Somewhat to my surprise, I found myself praying, “Heavenly Father, it doesn’t matter what I want. I don’t care anymore what I want. I only want that Thy will be done. That is all that I want. Please tell me what to do.”
In that moment I felt as quiet inside as I had ever felt. And the message came, and I was sure who it was from. It was clear what I was to do. I received no promise of the outcome. There was only the assurance that I was a child who had been told what path led to whatever He wanted for me.
I learned from that experience and countless repetitions that the description of the Holy Ghost as a still, small voice is real . . . Only when my heart has been still and quiet, in submission like a little child, has the Spirit been clearly audible to my heart and mind. (Elder Henry B. Eyring, “As a Child,” April 2006 General Conference)

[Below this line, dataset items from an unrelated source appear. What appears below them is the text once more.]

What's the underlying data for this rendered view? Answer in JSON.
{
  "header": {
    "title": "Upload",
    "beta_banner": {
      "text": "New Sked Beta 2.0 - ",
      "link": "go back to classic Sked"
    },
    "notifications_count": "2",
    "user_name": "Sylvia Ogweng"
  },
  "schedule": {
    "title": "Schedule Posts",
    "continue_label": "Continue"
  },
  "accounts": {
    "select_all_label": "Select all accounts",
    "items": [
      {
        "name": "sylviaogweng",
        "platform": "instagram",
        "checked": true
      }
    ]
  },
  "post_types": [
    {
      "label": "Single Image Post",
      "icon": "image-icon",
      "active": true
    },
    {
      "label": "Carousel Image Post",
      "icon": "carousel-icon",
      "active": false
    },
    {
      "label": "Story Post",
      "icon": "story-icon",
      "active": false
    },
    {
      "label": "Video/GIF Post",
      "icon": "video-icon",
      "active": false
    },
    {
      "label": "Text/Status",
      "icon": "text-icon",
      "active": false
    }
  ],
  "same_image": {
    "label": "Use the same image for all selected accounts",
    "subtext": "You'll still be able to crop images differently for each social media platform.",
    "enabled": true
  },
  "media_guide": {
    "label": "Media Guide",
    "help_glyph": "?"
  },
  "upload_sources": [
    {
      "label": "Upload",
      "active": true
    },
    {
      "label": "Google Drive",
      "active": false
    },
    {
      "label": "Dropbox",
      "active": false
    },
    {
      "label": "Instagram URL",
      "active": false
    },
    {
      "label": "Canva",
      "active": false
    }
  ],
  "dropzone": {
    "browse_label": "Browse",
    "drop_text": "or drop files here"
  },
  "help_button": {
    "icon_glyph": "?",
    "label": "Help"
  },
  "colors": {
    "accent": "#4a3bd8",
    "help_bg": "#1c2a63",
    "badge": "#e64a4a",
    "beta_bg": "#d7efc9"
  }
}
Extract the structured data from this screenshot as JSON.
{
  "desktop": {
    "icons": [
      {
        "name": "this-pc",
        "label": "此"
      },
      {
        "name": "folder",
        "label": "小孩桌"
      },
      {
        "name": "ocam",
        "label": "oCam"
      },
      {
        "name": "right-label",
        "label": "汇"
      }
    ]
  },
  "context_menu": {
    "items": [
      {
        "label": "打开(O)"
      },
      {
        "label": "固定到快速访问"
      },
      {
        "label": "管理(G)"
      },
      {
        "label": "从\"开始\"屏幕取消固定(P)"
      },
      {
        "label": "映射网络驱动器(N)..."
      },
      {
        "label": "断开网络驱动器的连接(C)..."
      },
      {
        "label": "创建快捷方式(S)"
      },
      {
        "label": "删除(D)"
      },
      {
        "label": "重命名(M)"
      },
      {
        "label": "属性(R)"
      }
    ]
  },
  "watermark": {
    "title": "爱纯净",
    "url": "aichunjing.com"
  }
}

That example has stayed with me repeatedly. It has taught me that it isn’t enough to pray for help; we need to seek earnestly for what the Lord would have us do. And it isn’t enough to seek for answers until we have something else we’d like to do, such as sleeping. Truly seeking to follow the Lord can require sacrifice. We can’t expect to hear the whisperings of the Spirit when we’re too preoccupied to listen to them. Moreover, following the Lord’s will doesn’t always guarantee the outcomes we personally want. But we can trust that it will always ultimately be for the best. As we truly, humbly, seek to do the will of the Lord, our own desires will matter less to us.
I look forward to continuing to learn from this great leader and teacher. May the Lord continue to bless and protect him. There is much we can learn from him and his example.